KUBILAI KHAN INVESTIGATIONS : « YOUR GOST IS NOT ENOUGH »
Kubilai Khan Investigations, Your Gost is not enough / Rencontres chorégraphiques de Seine-Saint-Denis, 10 > 11 juin 2014, au Nouveau Théâtre de Montreuil.
Dans Your Gost is not enough, la compagnie Kubilaï Khan Investigation nous propose un poème chorégraphique qui alterne les accents toniques et les césures aériennes. Rappelant un peu la brutalité d’un Wim Wanderkeybus, cette danse prend néanmoins le temps du répit afin de matérialiser l’histoire non romancée d’une relation entre un homme et une femme. Une relation avec ses distances, ces rapprochements soudains, ses proximités complices et ses séparations nécessaires.

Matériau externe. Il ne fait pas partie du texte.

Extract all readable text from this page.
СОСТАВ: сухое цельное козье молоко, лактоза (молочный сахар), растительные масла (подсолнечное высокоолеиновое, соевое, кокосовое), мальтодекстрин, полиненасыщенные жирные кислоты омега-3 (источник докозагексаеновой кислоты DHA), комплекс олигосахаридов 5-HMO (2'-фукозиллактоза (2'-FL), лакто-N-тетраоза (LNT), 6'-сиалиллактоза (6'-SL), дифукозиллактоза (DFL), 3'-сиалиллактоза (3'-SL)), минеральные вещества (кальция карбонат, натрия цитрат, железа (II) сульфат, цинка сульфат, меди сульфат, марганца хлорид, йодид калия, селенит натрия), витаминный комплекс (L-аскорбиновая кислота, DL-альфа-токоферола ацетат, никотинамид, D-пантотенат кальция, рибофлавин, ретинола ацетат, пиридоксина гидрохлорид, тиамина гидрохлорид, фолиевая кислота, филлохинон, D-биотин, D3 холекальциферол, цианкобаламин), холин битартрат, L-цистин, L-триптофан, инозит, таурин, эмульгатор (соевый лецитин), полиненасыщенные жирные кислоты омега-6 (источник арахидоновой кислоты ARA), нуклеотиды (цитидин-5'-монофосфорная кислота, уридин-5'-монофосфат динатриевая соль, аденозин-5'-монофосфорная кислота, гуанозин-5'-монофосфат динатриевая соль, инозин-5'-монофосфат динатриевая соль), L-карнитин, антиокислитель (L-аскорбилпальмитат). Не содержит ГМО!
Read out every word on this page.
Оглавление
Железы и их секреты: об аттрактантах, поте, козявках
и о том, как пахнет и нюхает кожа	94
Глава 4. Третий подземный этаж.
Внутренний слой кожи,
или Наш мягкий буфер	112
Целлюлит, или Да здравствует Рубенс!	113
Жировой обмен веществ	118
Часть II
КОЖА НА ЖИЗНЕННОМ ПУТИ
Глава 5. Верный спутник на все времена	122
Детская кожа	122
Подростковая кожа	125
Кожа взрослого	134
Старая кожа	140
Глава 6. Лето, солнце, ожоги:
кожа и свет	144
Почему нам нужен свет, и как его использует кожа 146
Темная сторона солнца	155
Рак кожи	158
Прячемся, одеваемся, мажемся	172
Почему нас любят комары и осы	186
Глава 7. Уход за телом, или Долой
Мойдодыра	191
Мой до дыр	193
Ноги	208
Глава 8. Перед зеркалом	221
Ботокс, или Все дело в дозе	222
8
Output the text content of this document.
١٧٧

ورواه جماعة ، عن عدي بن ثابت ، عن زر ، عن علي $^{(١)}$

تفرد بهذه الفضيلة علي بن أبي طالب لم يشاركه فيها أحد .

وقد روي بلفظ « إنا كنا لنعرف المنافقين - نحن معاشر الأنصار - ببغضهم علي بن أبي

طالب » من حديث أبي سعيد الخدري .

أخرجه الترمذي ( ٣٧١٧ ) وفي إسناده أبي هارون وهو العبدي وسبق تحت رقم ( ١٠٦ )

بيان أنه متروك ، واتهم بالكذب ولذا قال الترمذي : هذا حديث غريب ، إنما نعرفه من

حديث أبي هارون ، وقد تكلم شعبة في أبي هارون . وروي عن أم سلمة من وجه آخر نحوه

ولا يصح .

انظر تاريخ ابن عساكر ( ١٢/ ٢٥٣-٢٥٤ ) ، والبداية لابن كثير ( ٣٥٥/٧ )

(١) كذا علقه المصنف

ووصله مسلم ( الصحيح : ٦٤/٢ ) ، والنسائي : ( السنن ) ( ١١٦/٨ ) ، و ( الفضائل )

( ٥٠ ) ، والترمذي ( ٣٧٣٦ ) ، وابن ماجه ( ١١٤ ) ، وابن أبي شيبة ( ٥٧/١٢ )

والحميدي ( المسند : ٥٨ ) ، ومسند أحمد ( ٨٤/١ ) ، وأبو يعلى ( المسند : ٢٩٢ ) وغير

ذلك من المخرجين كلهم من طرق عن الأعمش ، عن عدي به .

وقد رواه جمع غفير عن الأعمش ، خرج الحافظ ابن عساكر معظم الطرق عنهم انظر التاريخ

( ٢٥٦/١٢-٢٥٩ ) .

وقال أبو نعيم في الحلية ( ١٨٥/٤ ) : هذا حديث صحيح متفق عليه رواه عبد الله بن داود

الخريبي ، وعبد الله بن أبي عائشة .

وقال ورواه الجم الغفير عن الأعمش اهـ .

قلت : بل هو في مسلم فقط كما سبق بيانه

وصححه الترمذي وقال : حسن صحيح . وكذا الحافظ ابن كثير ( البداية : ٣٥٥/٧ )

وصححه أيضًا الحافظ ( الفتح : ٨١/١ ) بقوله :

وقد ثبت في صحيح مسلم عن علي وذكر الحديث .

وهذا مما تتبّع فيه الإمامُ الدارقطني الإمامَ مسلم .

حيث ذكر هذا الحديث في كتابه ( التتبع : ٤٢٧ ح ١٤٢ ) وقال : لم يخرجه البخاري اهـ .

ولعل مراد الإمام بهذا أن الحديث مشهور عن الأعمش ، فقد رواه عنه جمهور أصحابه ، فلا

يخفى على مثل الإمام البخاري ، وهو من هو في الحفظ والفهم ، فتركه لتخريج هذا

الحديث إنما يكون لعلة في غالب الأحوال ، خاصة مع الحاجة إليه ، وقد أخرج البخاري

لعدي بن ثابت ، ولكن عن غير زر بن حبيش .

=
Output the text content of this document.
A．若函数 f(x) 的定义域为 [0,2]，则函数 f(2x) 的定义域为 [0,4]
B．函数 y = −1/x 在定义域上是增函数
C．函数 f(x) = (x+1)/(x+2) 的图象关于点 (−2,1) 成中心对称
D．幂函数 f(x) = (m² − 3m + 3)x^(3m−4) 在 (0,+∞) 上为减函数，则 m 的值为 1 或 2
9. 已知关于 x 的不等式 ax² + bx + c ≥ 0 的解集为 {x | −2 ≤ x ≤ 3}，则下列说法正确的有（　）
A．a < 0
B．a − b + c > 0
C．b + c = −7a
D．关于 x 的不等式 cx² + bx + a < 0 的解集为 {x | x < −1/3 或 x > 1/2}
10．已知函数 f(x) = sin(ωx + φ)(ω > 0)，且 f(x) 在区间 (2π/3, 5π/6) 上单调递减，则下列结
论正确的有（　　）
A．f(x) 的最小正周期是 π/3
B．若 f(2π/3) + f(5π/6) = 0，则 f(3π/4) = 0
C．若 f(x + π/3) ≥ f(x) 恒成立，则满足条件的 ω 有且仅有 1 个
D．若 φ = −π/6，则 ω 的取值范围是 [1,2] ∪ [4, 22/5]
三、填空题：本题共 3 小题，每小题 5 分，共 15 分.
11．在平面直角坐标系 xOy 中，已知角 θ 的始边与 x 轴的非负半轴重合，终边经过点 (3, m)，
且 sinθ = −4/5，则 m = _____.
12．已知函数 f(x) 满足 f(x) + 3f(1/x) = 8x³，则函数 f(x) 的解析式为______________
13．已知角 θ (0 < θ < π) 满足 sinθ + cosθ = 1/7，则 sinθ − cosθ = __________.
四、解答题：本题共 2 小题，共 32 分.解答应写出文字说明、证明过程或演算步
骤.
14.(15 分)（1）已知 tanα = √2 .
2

Habitué de la danse de plateau et de la danse en espace public, la compagnie oscille entre un univers urbain qui interroge les mutations du monde et des créations qui activent un travail plus intimiste sur les rapports humains. Cette création présentée aux Rencontres chorégraphiques de Seine-Saint-Denis appartient à la seconde catégorie. Frank Micheletti, chorégraphe de la compagnie, sculpte les corps comme on burine le marbre. Les corps en mouvement sont avec lui ciselés avec précision. Les corps se donnent.
La force dans la courbe
En effet, les danseurs offrent aux spectateurs une « énergie périlleuse », selon le mot du chorégraphe. Leur physicalité se caractérise alors par des sursauts d’intensité emmenés sur scène par des cambrures, cercles et spirales qui lui donnent une rondeur surprenante. Leur énergie claque sur le sol et éclabousse les murs. Alternant soli et duos puissants, les interprètes créent une matière dynamique dont la force est largement rehaussée par une partition musicale aux accents électroniques. On a l’impression de suivre sur scène deux animaux qui se cherchent, se reniflent et se séparent dans l’attente d’une collusion esthétique.
Cependant, tout comme la musique, la partition chorégraphique fonctionne par excès, quitte à déborder les danseurs. Malgré la force de leur interprétation, ces derniers donnent parfois l’impression de se tenir en retrait de la danse. A écouter les rythmes sonores et se laissant entrainer par l’énergie débordante de certains passages, l’on s’habitue à l’exubérance invisible. Cette dernière est alors remplacée par l’abondance de gestes, l’éclatement d’un vocabulaire chorégraphique qu’il est difficile de suivre sur la durée.
De puissante, la pièce devient bavarde. Et l’on devient un peu lassé par ces trop-pleins de formes qui dissimulent quelque peu l’explosion d’énergie à laquelle on s’attendait. Malgré un travail virtuose sur la matière corporelle intime que lui proposent ses danseurs, Frank Micheletti n’a pas su ici réduire ses ardeurs langagières et écouter la vertu de l’intervalle, de ses silences et de son pouvoir d’évocation.